We decided to sit near the children and color in silence. I told the team that we are not going to ask questions anymore. We don’t have to interrogate anyone about their past. It is not natural. Friends don’t bombard each other with questions that probe into their past. Friends recognize the privacy of one’s personal life. We are not psychiatrists nor social workers. We don’t need to know about their past unless they want to share it with us. We have a different reason for being here. We want them to know and recognize the presence of God in their souls and around them. Our God speaks to us out of the silence. Therefore, we sat and waited in silence. As we did this, we communed with God in the innermost part of our being. We faced ourselves in the presence of God within us. It was not easy but it was not hard as well. It was different. Then Alan came and sat next to us. He was quiet and just watched us coloring. After a few minutes or so, he asked if I was choosing a certain color for the background. I told him that I wasn’t sure and then he asked how I decided on the colors. There was no answer to this question. I said that I did not know. It was fine not to know until the time comes. He understood and sat there and watched. Alan doesn’t usually speak to us. Today, he wanted to be just there and watch. He felt comfortable to sit and there and watch us. He was silent and we were silent. We were comfortable. We felt peaceful and then some of children came over and joined us and colored together in silence. It felt nice not to feel that we have to say something. It was nice to be there in the silence with each other and feel complete together even if it was for a moment.
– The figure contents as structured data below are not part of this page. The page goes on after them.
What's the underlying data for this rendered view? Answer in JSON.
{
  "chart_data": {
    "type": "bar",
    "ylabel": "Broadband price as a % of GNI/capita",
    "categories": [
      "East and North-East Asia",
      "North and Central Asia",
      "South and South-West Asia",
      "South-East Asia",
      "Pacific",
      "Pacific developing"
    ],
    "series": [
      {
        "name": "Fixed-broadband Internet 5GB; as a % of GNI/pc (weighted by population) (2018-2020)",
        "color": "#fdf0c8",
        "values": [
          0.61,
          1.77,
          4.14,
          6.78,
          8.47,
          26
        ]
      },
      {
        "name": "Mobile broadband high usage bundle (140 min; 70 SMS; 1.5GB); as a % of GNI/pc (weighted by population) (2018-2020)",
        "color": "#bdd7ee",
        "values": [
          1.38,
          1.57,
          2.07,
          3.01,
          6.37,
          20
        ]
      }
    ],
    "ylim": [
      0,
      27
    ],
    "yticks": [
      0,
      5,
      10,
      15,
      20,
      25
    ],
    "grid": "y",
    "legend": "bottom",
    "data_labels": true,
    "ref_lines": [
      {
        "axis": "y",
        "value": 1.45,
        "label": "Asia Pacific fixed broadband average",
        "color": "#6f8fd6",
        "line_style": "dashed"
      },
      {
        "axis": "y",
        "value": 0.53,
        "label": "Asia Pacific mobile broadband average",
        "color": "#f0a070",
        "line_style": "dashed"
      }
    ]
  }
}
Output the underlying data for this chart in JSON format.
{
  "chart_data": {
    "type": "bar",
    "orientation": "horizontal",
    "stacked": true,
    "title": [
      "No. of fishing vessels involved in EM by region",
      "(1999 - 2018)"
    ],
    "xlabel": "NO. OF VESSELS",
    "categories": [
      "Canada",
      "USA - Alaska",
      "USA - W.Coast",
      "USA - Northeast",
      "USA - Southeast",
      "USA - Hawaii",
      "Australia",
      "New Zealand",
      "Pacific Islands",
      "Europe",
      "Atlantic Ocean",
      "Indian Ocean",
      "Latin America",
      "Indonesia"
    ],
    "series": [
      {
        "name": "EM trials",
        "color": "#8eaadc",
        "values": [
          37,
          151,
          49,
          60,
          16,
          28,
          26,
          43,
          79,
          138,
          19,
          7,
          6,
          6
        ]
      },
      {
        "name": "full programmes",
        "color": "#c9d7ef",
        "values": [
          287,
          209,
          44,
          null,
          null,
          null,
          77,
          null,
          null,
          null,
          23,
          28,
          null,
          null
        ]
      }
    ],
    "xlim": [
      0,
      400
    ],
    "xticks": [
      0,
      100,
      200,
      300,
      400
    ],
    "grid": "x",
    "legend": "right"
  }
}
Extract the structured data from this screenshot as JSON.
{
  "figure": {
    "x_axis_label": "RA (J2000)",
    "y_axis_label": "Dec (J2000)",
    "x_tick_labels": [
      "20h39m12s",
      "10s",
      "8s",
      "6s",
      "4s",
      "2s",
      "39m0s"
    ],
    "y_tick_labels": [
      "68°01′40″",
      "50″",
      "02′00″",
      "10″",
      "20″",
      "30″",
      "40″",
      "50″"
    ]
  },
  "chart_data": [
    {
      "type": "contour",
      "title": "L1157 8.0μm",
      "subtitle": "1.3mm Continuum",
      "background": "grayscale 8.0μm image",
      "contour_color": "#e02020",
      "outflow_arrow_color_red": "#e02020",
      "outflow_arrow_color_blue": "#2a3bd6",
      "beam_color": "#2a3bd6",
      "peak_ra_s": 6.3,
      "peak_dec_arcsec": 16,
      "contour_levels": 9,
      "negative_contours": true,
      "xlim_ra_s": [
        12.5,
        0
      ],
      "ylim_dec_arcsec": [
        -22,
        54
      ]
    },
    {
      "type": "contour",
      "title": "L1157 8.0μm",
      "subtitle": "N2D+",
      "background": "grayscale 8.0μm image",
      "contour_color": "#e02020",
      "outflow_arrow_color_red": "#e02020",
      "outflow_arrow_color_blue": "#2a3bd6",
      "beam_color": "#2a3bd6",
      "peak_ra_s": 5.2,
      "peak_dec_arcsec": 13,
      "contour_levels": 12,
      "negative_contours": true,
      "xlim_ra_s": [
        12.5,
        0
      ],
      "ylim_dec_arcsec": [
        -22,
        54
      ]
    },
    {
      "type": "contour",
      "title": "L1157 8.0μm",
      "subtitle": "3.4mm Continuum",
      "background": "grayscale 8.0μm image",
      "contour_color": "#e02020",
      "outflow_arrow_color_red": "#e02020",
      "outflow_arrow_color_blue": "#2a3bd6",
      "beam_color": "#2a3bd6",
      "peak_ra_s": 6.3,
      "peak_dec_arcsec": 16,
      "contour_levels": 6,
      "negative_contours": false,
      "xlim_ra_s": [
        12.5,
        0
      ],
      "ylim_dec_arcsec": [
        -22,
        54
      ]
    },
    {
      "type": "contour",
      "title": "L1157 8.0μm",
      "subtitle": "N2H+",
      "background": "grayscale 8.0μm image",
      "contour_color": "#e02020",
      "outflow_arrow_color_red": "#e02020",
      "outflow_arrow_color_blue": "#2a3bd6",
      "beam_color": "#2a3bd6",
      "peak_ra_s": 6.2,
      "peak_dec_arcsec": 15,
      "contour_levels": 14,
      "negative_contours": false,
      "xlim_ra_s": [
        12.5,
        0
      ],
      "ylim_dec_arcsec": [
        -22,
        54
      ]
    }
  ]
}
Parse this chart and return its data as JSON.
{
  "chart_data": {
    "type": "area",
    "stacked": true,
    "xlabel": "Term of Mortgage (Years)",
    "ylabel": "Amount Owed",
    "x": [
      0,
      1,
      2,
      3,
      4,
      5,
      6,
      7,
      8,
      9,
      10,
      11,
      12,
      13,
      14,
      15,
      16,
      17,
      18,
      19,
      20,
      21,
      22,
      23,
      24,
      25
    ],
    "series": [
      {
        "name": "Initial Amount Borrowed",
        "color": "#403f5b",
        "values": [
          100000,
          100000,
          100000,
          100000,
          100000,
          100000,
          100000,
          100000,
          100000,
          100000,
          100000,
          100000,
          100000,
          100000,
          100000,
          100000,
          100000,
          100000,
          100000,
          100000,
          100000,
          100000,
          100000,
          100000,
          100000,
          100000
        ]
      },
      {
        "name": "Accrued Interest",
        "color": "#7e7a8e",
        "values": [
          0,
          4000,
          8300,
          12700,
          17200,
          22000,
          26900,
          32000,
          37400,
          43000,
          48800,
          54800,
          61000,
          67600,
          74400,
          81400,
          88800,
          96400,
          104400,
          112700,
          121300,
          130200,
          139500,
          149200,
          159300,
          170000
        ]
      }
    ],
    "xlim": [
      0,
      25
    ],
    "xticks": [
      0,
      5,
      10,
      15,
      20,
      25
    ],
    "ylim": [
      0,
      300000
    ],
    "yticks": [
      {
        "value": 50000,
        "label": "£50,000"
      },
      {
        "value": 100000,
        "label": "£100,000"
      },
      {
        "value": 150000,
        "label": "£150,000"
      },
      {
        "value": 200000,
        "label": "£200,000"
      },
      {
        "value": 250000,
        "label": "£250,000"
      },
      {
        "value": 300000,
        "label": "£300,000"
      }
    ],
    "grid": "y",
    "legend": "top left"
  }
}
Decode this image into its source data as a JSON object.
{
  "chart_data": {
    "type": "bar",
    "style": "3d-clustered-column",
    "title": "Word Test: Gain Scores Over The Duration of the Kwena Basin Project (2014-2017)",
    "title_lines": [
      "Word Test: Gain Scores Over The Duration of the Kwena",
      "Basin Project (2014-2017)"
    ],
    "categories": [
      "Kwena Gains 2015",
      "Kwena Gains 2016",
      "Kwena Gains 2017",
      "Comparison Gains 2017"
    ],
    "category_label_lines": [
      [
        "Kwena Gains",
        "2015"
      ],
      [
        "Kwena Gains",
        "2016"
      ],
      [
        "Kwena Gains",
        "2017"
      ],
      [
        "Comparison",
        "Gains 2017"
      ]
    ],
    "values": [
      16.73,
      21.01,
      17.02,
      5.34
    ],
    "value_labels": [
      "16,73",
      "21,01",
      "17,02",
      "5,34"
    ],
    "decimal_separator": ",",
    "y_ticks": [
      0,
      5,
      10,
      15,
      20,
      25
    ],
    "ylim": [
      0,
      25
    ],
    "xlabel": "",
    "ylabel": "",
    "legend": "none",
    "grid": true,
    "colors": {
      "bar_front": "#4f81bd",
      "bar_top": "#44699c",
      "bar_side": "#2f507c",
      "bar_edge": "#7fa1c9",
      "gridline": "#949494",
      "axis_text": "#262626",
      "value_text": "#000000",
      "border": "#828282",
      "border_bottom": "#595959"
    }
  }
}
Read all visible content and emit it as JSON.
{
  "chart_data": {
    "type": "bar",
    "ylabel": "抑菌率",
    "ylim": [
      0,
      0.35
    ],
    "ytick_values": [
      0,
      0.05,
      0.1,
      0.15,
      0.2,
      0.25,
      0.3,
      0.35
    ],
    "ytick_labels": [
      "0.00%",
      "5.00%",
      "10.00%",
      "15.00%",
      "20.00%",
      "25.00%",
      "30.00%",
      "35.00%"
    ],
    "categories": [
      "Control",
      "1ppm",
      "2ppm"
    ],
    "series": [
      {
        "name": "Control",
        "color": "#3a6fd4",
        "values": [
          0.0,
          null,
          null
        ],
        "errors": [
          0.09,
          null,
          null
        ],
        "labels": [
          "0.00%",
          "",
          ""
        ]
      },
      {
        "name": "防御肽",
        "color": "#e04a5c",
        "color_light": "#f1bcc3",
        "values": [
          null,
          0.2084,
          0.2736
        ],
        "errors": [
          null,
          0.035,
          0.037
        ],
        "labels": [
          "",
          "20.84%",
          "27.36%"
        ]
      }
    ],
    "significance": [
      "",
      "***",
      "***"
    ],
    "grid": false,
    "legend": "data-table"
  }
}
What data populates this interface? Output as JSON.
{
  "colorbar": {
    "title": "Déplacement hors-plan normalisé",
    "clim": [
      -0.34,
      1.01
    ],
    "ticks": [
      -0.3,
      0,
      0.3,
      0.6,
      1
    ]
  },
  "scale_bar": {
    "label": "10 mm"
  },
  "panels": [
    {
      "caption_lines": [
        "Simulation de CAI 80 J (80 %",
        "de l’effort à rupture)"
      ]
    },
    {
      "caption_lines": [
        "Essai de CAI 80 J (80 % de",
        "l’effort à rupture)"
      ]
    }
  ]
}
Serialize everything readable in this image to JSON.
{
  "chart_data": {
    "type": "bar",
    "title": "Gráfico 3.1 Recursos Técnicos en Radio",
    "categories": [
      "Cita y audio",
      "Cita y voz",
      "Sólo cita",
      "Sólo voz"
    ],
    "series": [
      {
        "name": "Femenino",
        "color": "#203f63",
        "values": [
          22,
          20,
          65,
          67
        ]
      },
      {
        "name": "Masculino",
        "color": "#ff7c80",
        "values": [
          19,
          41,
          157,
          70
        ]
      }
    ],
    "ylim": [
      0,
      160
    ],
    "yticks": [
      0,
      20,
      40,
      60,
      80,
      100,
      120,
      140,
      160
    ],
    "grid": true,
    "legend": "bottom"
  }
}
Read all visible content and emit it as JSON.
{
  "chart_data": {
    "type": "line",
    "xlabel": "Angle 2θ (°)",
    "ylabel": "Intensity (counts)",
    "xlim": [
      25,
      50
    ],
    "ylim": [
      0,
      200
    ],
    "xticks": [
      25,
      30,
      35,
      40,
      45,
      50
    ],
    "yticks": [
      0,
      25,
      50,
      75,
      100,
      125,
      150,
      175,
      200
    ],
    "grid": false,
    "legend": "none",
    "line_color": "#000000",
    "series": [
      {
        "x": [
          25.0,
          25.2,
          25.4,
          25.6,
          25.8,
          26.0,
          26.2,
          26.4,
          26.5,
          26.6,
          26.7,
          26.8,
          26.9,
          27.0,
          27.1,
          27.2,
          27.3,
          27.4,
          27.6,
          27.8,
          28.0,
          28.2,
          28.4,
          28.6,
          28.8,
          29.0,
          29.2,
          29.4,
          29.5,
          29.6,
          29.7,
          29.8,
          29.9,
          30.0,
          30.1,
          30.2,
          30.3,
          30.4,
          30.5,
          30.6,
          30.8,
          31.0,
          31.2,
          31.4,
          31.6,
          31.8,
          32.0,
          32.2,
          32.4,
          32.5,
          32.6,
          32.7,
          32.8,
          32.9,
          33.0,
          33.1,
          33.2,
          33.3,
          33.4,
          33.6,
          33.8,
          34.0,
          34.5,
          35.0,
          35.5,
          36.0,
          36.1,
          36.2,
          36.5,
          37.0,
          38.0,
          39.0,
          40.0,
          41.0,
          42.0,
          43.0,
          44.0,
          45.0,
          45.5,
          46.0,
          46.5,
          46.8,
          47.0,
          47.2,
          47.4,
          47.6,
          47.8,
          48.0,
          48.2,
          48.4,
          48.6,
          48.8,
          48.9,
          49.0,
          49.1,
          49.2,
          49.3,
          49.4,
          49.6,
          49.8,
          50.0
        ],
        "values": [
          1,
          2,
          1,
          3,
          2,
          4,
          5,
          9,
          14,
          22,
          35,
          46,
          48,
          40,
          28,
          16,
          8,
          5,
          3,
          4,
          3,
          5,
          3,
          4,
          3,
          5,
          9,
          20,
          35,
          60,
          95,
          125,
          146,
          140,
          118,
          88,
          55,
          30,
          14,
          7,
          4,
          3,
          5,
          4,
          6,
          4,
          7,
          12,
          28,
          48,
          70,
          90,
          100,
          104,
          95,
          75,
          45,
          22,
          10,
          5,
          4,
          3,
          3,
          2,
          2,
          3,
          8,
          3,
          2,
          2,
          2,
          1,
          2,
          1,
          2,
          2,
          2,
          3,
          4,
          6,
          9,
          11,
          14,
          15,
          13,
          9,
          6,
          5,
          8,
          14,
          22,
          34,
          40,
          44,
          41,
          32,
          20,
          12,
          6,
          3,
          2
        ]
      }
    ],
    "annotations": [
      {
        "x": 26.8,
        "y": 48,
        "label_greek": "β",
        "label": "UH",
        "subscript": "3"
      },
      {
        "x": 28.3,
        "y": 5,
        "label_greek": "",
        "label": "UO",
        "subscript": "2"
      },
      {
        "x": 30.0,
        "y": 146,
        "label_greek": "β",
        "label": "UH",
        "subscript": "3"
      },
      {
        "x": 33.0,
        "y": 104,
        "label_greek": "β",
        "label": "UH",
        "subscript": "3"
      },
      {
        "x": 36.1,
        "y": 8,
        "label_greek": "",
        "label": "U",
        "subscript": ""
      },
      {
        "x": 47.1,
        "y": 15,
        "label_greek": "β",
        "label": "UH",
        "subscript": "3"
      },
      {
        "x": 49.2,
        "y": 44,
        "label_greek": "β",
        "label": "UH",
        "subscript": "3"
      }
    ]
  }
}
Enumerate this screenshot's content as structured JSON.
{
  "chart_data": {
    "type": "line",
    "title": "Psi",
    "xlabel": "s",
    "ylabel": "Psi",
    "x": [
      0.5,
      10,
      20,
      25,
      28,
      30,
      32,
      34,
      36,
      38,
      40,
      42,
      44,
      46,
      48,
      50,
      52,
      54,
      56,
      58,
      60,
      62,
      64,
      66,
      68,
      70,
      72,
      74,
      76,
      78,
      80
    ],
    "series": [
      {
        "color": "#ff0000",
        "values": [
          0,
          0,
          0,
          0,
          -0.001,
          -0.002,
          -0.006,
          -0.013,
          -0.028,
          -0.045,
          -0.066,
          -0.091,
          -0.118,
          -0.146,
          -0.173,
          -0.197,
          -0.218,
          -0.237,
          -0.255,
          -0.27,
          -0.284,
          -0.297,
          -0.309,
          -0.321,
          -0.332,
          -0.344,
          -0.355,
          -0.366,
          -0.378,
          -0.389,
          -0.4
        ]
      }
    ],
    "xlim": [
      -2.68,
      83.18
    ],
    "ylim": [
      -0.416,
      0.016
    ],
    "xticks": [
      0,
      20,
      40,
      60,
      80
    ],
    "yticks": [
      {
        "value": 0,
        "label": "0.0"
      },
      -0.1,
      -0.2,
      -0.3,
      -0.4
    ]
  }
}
I won’t say that words are not necessary. On the contrary, I would say that words are a gift. However, noises or empty words should not be confused with words that come forth from the silence. It is out of the silence that God spoke the life-giving words, “Let there be Light”. Then He gave us the gift of Sabbath which is a time of silent waiting to listen to the words of Life that comes from the Eternal Light that dwells in our souls.

São Paulo is a noisy city. God is teaching us to find a quiet place in the midst of this noise.